Let’s return to the question at the beginning: can we produce mass accompaniment , in a way that alleviates the suffering of people who suffer from loneliness? Let’s think about those who have lost family members or friends, those who live in hospitals, prisons or nursing homes, those who have difficulties getting around or interacting with others. Isn’t it fair to alleviate that suffering, if it is within our reach? And at the same time, wouldn’t we be offering a second-rate substitute , to more easily (and at a lower cost) ignore the suffering of others?
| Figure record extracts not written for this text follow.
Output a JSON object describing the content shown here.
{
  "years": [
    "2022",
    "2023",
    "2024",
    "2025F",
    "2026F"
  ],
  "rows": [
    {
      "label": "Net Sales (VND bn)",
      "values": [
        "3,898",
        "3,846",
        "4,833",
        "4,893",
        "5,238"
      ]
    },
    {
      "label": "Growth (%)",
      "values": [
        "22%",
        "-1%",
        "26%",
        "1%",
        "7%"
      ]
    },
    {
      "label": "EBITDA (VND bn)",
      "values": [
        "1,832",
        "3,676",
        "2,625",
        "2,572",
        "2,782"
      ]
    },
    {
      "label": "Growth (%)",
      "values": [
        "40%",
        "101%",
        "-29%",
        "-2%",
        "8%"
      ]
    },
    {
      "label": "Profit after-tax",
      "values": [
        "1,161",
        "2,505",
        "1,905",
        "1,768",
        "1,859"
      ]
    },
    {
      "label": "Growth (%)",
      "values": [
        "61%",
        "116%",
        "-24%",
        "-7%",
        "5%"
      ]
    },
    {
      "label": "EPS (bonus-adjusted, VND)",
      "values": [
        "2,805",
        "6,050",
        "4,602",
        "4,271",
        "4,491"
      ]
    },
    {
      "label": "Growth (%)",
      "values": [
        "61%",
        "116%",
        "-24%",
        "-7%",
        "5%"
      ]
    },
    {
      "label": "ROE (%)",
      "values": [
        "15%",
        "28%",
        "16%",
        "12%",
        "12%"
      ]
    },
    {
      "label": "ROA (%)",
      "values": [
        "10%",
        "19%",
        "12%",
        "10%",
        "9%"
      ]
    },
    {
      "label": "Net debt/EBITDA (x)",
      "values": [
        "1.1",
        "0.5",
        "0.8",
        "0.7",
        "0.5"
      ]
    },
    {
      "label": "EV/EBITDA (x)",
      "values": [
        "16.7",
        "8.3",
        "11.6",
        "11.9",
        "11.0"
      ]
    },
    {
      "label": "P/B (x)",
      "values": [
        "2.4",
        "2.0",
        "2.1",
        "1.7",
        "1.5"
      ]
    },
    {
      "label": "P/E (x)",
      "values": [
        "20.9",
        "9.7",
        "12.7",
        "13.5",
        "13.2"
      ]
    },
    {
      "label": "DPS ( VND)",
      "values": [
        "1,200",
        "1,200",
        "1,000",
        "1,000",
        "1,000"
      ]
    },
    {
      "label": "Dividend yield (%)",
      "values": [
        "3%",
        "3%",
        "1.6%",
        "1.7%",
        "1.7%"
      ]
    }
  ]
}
It is not difficult to imagine a world where many of the tasks of emotional care (those carried out by friends, family, priests, therapists, doctors and nurses) are automated. And those forms of care are likely to become cheaper than those provided by flesh-and-blood human beings. Care tasks, so often underestimated and poorly paid, can end up becoming a luxury good. “Do you prefer the package with automated attention, or the premium package, which includes human support?” may be a question that we will begin to hear in a few years, in the same sense in which “don’t worry, I’m fine now, I was chatting with Siri” may become an increasingly frequent response in our chats.

 

The technical challenges that separate us from that context exist, but they are on the way to being resolved. Implementations will follow a predictable path: as with Replika and mental health apps, we will see these developments proliferate wherever there is potential for cost savings or improved revenue. And as for the implications, perhaps we have to sit down and talk among ourselves, without extending the invitation, for the moment, to our future robot friends.